Ahora bien, situados en estas coordenadas, hay algo de paradójico en La bailarina, obra con la que la realizadora francesa Stéphanie di Giusto ha pretendido reivindicar la figura algo olvidada de Fuller. Que, en forma y fondo, se cuente la historia de una innovadora radical de manera tan reaccionaria, tan poco contagiada por la efervescencia creativa de la época que recrea. En primer lugar, porque cae en los tics más convencionales del biopic. La estructura narrativa se basa en la amplitud temporal y la sucesión de breves escenas que pretenden funcionar como resumen de distintos estadios de la evolución vital de Fuller: los orígenes familiares, el brote de inspiración, la incomprensión inicial, el primer éxito, las dificultades posteriores y demás tópicos del esquema. El problema, en este caso, es que Di Giusto no posee el sentido del ritmo y la capacidad de condensación necesarios para no naufragar en latitudes ya tan exploradas. Tomemos por caso la escena en la que a la protagonista (encarnada por la cantante SoKo) le asalta la inspiración para crear su nueva danza a raíz de un incidente con su vestuario durante un espectáculo de vodevil en el que interviene. Dicha escena bordea lo ridículo no tanto por lo forzado que resulta el detalle como catalizador, sino por cómo se ha conducido hasta él. La Fuller ficcional ha sido presentada mediante una serie de trazos gruesos, incluyendo un crecimiento en una Illinois rural con un padre alcohólico (convertido inexplicablemente para la ocasión en francés, por cierto), el brote entre los establos de su pasión por el teatro, su marcha a Nueva York junto una madre ultrapuritana y su primer descubrimiento del mundo libertino. Con tal cóctel de motivos la asociación de ideas parece obvia, pero aun así el filme no logra transmitir un avance causal. Cada giro parece dictado por puro capricho del guion, de modo que los cambios que afectan a la protagonista durante todo el metraje no dejan de antojarse impostados. Aspectos como su sexualidad liberal, su paso de las aspiraciones como actriz al mundo de los cabarés de vodevil o sus empujes de creatividad escénica, que aparecen de forma aleatoria según las conveniencias del avance narrativo, hacen que el mismo personaje tenga que ser reformulado continuamente a causa de la torpeza del libreto.
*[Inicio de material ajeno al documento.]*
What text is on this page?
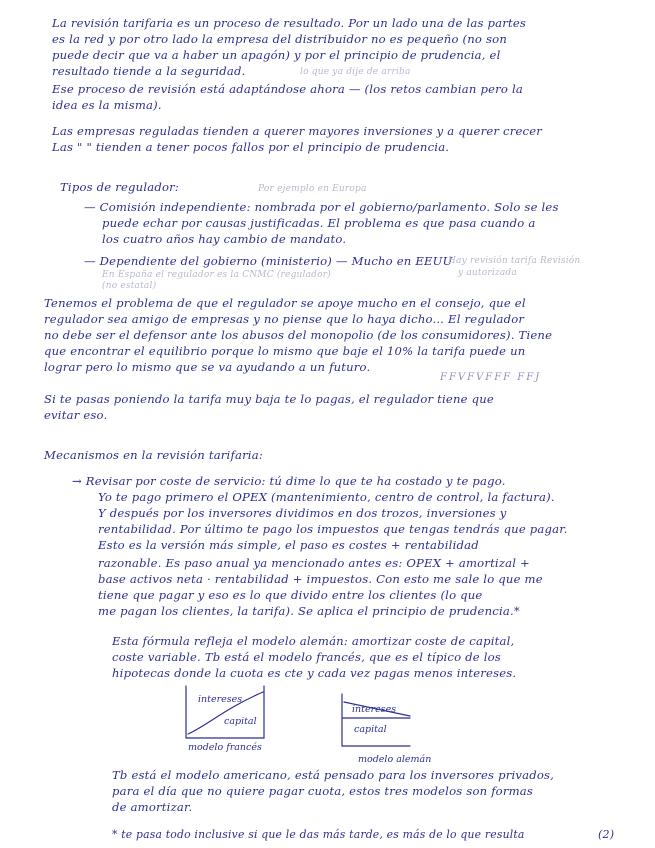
La revisión tarifaria es un proceso de resultado. Por un lado una de las partes
es la red y por otro lado la empresa del distribuidor no es pequeño (no son
puede decir que va a haber un apagón) y por el principio de prudencia, el
resultado tiende a la seguridad.	lo que ya dije de arriba
Ese proceso de revisión está adaptándose ahora — (los retos cambian pero la
idea es la misma).
Las empresas reguladas tienden a querer mayores inversiones y a querer crecer
Las " " tienden a tener pocos fallos por el principio de prudencia.
Tipos de regulador:	Por ejemplo en Europa
— Comisión independiente: nombrada por el gobierno/parlamento. Solo se les
puede echar por causas justificadas. El problema es que pasa cuando a
los cuatro años hay cambio de mandato.
— Dependiente del gobierno (ministerio) — Mucho en EEUU
Hay revisión tarifa Revisión
En España el regulador es la CNMC (regulador)	y autorizada
(no estatal)
Tenemos el problema de que el regulador se apoye mucho en el consejo, que el
regulador sea amigo de empresas y no piense que lo haya dicho... El regulador
no debe ser el defensor ante los abusos del monopolio (de los consumidores). Tiene
que encontrar el equilibrio porque lo mismo que baje el 10% la tarifa puede un
lograr pero lo mismo que se va ayudando a un futuro.
FFVFVFFF FFJ
Si te pasas poniendo la tarifa muy baja te lo pagas, el regulador tiene que
evitar eso.
Mecanismos en la revisión tarifaria:
→ Revisar por coste de servicio: tú dime lo que te ha costado y te pago.
Yo te pago primero el OPEX (mantenimiento, centro de control, la factura).
Y después por los inversores dividimos en dos trozos, inversiones y
rentabilidad. Por último te pago los impuestos que tengas tendrás que pagar.
Esto es la versión más simple, el paso es costes + rentabilidad
razonable. Es paso anual ya mencionado antes es: OPEX + amortizal +
base activos neta · rentabilidad + impuestos. Con esto me sale lo que me
tiene que pagar y eso es lo que divido entre los clientes (lo que
me pagan los clientes, la tarifa). Se aplica el principio de prudencia.*
Esta fórmula refleja el modelo alemán: amortizar coste de capital,
coste variable. Tb está el modelo francés, que es el típico de los
hipotecas donde la cuota es cte y cada vez pagas menos intereses.
intereses
capital
modelo francés
intereses
capital
modelo alemán
Tb está el modelo americano, está pensado para los inversores privados,
para el día que no quiere pagar cuota, estos tres modelos son formas
de amortizar.
* te pasa todo inclusive si que le das más tarde, es más de lo que resulta	(2)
«La bailarina presenta un componente de intervencionismo normativizador difícil de pasar por alto, y que tampoco se ve contrapesado por lo cinematográfico. Los convencionalismos de género y una enorme torpeza narrativa distancian al espectador en todo momento, más allá de los pocos minutos en los que las recreaciones de los bailes de Fuller consiguen el deleite estético».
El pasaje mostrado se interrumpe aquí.